No, all she needed were punters walking through her door, that was all. But just now there was no one to serve. Usually by this time, she’d have had at least a few of the locals in, demanding ale or cider to soothe parched throats.

As though on cue, a shadow fell over her threshold, and looking up she saw Serlo. ‘Ah, an ale?’

He glanced at her as though hardly seeing her. Then he nodded, thoughtfully wandering to the stool near the window.

‘Quiet today,’ she said as she passed him a large jug.

‘Reckon there’s something happening folks want to see,’ he grunted.

‘What’s that, then?’

‘Athelina. Heard she’s been found dead,’ he said, his face still and unemotional. ‘Silly bitch! She was useless in life, and now she’s killed herself.’

Chapter Seven

Muriel watched the proceedings, fascinated by the sight of the strangers. Many of the women were scared, she saw, but she concentrated on the two men in quality clothes talking to the priest.

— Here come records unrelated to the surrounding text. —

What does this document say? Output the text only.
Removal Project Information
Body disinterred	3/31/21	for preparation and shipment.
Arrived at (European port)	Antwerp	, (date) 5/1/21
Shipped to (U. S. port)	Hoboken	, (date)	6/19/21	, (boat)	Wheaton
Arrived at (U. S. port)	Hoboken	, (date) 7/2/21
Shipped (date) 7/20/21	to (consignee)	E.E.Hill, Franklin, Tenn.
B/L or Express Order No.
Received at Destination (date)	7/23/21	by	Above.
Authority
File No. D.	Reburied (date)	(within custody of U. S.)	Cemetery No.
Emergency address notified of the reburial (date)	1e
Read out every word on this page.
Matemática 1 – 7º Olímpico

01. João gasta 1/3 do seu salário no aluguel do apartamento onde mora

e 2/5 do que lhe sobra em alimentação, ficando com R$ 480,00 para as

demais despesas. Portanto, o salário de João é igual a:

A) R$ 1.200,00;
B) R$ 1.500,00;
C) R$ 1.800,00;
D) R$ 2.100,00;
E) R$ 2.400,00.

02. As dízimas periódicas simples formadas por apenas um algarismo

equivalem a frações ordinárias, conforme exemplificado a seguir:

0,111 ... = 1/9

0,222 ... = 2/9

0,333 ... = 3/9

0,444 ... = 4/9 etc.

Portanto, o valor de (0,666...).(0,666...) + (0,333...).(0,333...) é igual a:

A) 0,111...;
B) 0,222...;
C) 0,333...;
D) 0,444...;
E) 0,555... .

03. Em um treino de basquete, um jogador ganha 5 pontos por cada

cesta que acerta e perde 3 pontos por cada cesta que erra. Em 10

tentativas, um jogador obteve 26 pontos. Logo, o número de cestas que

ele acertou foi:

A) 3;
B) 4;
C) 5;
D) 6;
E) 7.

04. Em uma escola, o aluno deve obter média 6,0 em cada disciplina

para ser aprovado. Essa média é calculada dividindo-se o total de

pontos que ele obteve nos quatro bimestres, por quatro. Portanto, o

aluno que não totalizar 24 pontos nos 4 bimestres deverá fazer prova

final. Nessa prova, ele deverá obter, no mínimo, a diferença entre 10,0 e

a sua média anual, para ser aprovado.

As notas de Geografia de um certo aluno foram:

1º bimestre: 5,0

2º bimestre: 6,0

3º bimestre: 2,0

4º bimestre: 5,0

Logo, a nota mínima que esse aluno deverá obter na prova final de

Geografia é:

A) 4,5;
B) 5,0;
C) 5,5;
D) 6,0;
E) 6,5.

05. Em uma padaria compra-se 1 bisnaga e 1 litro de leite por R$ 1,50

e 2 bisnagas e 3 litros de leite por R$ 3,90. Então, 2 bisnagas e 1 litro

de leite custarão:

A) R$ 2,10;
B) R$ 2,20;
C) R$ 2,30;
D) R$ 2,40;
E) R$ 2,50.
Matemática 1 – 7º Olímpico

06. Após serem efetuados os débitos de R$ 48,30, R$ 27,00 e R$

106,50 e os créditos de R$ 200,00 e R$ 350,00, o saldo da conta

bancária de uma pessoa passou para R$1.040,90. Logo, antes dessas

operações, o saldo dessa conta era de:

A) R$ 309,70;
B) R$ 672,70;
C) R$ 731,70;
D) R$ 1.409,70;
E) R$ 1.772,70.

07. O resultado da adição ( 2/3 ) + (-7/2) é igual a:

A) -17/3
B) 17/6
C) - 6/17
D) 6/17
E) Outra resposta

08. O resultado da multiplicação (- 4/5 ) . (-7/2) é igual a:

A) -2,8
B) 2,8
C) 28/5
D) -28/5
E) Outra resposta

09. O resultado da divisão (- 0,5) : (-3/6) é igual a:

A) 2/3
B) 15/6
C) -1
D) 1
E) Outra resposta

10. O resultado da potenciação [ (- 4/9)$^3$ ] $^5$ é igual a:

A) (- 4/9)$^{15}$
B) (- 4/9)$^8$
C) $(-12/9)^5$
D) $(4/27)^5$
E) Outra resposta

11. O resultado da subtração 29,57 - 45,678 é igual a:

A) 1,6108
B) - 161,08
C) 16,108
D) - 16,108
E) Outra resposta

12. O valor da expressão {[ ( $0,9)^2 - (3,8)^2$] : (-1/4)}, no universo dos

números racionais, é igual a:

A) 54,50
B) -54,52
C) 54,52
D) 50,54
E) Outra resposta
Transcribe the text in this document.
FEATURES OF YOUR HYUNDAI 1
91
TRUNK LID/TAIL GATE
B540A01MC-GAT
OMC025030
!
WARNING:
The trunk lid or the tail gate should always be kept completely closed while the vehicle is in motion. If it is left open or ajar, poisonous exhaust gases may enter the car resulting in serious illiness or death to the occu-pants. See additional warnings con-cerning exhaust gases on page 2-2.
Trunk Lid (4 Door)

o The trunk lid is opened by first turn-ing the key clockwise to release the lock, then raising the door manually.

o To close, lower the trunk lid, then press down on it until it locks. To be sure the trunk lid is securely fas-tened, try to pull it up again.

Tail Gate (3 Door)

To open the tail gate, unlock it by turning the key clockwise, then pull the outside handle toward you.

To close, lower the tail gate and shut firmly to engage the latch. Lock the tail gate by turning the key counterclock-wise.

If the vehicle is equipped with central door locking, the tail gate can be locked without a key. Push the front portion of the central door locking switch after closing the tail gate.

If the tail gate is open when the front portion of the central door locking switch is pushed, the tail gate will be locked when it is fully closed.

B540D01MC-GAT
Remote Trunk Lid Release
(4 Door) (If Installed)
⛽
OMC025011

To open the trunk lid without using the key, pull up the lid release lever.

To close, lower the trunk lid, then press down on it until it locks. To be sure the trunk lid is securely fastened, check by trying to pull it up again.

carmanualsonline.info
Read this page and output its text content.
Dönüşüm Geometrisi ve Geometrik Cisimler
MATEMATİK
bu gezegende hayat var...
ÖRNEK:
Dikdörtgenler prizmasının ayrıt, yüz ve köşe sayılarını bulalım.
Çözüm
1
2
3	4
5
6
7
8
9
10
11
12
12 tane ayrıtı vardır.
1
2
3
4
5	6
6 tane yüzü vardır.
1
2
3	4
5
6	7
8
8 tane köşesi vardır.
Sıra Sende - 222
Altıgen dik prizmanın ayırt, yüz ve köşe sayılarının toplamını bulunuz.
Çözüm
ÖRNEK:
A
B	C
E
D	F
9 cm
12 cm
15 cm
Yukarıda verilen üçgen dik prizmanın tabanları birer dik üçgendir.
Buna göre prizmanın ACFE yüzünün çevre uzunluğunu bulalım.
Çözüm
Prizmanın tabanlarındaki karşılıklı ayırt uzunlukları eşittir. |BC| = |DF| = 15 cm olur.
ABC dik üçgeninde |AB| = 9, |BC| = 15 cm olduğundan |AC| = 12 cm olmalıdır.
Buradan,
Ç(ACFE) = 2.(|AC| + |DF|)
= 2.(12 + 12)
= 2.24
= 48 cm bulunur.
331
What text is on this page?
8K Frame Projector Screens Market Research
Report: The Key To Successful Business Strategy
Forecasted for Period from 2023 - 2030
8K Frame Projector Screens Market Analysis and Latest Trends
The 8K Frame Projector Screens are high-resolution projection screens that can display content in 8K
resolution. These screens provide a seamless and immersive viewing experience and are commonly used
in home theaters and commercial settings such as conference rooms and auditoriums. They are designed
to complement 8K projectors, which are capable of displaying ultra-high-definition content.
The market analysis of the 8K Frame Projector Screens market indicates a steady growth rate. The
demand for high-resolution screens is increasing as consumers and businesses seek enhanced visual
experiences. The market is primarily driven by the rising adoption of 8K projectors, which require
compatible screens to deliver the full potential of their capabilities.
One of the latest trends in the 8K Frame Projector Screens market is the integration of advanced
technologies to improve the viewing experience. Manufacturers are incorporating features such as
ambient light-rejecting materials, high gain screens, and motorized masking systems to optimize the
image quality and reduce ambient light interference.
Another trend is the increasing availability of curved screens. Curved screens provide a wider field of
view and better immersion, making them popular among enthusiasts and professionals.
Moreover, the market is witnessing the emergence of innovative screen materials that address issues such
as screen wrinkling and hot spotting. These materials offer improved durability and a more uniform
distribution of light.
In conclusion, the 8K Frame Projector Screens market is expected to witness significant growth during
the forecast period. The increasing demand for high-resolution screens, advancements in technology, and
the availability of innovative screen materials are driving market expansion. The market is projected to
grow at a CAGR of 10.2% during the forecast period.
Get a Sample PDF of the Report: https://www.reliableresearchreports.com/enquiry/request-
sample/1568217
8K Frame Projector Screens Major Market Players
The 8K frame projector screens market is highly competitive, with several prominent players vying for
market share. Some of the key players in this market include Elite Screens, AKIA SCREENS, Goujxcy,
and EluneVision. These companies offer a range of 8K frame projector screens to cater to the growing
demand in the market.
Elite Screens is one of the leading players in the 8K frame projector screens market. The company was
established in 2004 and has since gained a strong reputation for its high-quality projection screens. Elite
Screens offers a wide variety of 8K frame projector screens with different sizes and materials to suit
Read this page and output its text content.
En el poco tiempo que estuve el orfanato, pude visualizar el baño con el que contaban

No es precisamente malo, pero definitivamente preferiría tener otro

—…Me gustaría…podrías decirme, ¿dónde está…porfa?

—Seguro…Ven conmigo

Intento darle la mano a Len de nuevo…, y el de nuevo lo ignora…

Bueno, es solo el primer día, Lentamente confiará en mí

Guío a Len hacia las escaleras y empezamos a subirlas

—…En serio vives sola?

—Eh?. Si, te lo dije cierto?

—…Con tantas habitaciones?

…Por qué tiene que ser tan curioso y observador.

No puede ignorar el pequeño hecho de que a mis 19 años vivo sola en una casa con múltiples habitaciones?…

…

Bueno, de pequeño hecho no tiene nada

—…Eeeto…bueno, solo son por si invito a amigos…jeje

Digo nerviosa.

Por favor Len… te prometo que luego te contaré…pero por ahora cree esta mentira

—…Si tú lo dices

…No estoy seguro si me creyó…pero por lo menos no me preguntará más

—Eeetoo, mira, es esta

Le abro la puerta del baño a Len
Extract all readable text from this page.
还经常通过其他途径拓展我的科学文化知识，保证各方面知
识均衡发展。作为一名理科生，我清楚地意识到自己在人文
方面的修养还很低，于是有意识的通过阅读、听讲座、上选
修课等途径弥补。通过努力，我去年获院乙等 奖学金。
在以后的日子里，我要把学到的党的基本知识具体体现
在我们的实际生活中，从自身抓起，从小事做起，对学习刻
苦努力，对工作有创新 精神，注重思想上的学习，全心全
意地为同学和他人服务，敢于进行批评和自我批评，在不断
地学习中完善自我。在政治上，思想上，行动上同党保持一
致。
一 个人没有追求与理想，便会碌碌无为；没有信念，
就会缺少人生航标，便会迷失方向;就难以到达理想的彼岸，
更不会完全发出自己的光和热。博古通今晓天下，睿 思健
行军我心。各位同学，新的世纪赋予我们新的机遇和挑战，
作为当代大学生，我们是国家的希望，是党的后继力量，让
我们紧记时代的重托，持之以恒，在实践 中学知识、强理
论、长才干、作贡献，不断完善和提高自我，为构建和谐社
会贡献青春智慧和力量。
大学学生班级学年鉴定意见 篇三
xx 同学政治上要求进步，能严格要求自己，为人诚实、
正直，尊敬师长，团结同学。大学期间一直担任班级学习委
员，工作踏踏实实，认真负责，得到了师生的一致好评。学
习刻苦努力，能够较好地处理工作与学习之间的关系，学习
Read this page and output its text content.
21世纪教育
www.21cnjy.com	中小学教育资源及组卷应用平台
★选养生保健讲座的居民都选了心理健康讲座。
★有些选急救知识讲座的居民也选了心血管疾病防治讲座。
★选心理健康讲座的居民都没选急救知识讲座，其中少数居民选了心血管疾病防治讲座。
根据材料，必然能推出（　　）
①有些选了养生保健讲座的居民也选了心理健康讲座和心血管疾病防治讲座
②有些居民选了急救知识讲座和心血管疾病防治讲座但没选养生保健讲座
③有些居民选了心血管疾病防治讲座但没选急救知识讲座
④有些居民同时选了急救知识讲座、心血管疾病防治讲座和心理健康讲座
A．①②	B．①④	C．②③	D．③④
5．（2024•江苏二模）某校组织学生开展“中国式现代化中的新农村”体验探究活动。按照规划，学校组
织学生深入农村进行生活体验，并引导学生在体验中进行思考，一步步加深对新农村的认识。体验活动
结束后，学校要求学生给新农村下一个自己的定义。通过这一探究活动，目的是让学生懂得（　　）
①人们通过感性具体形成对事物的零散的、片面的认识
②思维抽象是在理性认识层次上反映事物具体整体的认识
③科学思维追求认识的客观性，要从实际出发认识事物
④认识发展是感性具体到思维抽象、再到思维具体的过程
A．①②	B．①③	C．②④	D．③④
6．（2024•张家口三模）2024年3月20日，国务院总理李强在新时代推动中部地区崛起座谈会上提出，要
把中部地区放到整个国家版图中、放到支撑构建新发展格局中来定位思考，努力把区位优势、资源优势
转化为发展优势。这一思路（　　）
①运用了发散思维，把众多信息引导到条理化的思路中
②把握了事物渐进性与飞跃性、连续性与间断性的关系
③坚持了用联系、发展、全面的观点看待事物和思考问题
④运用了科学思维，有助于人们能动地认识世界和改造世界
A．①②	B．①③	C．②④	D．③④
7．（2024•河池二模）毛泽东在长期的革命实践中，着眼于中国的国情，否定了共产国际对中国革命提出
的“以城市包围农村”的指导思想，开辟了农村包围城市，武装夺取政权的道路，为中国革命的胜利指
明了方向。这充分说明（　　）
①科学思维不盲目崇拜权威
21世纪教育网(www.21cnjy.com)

She had been to see the smith for Serlo. His old shovel had finally given up the ghost, the steel rusting away completely, and Serlo had grumpily accepted that he needed a new one. Once she’d put in her order, she returned past the cottage, and saw the people gathering. Since it was her husband’s cottage, she wanted to know what all the fuss was about, and stopped to gawp and listen.

Poor Athelina! She must have been so desperate to have done a dreadful thing like that. Muriel hoped that the recent rent increase hadn’t tipped her over the edge. No, it couldn’t be Serlo’s fault. Athelina had always been a nervous type, a scrawny wench, too much like a game chicken, Serlo used to say, with her thin thighs. Well, she spent so much time hungry, it wasn’t surprising. But to kill her boys, that was terrible … Muriel couldn’t have done that, not in a hundred years.

‘Who are they?’ she asked a neighbour. It was young Gregory, and he was staring with his mouth agape at the sight of these strange men talking to Adam.